Недалеко от стены, среди кустов сирени, стояла скамеечка, и на ней сидела мать. Корнилов сразу узнал ее, хотя и сидела она спиной к нему. Маленькая, сутулая, с непокрытой белой головой, она сидела одна и смотрела вдаль, на озеро.
— Вот… — начал было обрадованно Леша, но замолчал, посмотрев на Корнилова, и только показал глазами на мать. Но она, услышав Лешин возглас, обернулась. Скользнула взглядом, не задержавшись на Корнилове, кивнула Леше и отвернулась.
— Не узнала, — прошептал Корнилов. И подумал: «Ну откуда же? Ведь она и думать не думает…»
Но мать обернулась снова. Она несколько секунд пристально вглядывалась в Корнилова и вдруг, тихо охнув, рывком поднялась. Игорь Васильевич быстро пошел ей навстречу.
— Игорек… Приехал… — только и сказала она и заплакала, уткнувшись ему в грудь.
Потом они сидели вдвоем на скамеечке, и Корнилов рассказывал матери про свои дела, беспокойно вглядываясь в ее лицо и отмечая, что она еще больше постарела за эти несколько месяцев. Морщин на лице было не так уж и много, но кожа стала совсем сухой и тонкой и вся была усеяна мелкими-мелкими веснушками. И глаза словно выгорели… «Я тоже хорош, — думал Корнилов, — последнее время выбирался в Батово раз в три месяца. Только денежки слал… Мало ли что мне у Иннокентия не нравилось. Мать-то чем виновата?»
Когда Корнилов сказал, что приехал забрать ее с собой, мать снова заплакала. Потом достала из рукава пальто платок, аккуратно утерла слезы и, подняв глаза на Игоря Васильевича, улыбнулась ему виновато.

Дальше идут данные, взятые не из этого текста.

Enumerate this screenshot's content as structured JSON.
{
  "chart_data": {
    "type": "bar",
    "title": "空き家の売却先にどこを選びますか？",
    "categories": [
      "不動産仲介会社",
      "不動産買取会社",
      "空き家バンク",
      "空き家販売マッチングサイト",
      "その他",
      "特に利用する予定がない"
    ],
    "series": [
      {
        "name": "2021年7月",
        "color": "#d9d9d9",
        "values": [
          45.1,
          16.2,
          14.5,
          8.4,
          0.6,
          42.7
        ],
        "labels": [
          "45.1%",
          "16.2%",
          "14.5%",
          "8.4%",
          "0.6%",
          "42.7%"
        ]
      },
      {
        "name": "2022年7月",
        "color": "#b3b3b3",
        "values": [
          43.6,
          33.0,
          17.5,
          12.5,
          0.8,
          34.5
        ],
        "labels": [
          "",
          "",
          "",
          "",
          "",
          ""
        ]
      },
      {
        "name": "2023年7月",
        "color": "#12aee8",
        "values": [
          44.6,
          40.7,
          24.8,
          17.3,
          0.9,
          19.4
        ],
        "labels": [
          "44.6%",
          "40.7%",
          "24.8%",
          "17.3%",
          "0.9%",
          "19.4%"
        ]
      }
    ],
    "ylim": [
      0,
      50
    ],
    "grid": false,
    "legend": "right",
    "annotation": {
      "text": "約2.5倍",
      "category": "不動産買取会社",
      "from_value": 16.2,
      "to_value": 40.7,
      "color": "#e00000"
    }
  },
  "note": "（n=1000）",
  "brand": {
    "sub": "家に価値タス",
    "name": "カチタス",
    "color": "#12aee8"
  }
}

— Ну вот видишь… Все плачу. Больше не буду. — И, вздохнув, сказала: — Ну зачем я поеду, Игорек? Здесь ведь совсем неплохо. И кормят прилично. И живем мы в комнате втроем… Вот только скучно. — Она помолчала в раздумье, глядя отрешенно на озеро. — А тебе я только в тягость. Опять болеть буду. Здесь-то климат для сердечников хороший. И все время под присмотром. Врач Тая Федоровна у нас очень знающая. И обходительная. А дома… Ты все на работе. Да и свои у тебя заботы. Ну как, если надолго слягу?.. Как у Кеши в последний раз… — Она всхлипнула, но сдержалась, не заплакала. — Я ведь, сынок, Кешу не виню. Трудно им со мной было… С последним приступом я месяц пролежала… «Неотложку» сколько раз вызывали. И ночью и днем. Татьяна даже отпуск за свой счет брала… А у них хозяйство. — Она посмотрела на Корнилова, словно призывая его внять разумным доводам. Потом вздохнула тяжело. — В тягость я им была… Да и мне с ними тошно. Кеша ведь до чего дошел? На службе у себя яйца и кур получит — и в Гатчину на рынок. И на «Москвиче» своем подрабатывал. Как что, соседи стучат в окно: «Иннокентий Васильевич, выручите, подбросьте до города…» И все за рублики. Стыдно людям в глаза смотреть!